3DGS was released in late April of 2023 and quickly became inordinately popular, winning best paper at SIGGRAPH 2023 in August.
The Progress of 3D Gaussian Splatting
Gaussian Splatting has had a meteoric rise since it was released less than a year ago. The pure volume of papers building and exploring in the space has been staggering, with large progress being made.
Additionally, we have seen several companies, building both publicly and in stealth mode begin utilizing 3D Gaussian Splatting.
There has also been a surge of using 3D Gaussian Splatting in both text or image to 3D Generative AI models, despite them only being created recently.
It's explicit representation makes it easy to work with and thus we have seen people take advantage of it.
People have also been creating experiential and educational content from Gaussian Splatting and using the host of viewers and distributors, such as Spline, PlayCanvas's Super Splat, and Antimatter15's web viewer.

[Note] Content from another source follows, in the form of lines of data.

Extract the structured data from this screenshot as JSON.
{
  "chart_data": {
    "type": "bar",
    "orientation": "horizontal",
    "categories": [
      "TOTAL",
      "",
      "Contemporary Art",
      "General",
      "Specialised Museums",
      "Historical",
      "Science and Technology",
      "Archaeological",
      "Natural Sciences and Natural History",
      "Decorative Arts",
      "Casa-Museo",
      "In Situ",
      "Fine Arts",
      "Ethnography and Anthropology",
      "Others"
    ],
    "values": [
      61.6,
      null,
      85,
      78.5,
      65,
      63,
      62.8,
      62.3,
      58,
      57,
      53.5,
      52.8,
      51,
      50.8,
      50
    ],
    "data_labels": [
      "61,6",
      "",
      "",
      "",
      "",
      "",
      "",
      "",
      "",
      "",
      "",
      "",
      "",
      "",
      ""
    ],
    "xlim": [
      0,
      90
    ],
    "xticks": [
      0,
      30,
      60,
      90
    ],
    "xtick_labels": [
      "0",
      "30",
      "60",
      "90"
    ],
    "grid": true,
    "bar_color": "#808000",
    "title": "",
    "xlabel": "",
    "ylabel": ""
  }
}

What's Next for Gaussian Splatting?
With all the advancements in such a short period of time, it’s crazy to think where 3D Gaussian Splatting might be headed. I expect to see more implementations across various industries that are looking to utilize lifelike 3D content in their offerings,
On the research side, Generative AI using Gaussians have remained popular and I believe that we will see faster, more complex, and more hyper realistic outputs. Recently, we have begun to see work to pull high quality meshes out from Gaussian Splatting outputs, such as SuGaR, its follow up paper Gaussian Frosting, and Gaustudio.
There is currently no publicly known ceiling on the technology and will surely be one of the most exciting topics to follow along with over the coming years.
In its current state, 3D Gaussian Splatting struggles a bit with fine details, but another real time radiance field method, Trilinear Point Splatting for Real Time Radiance Field Rendering has proposed a solution.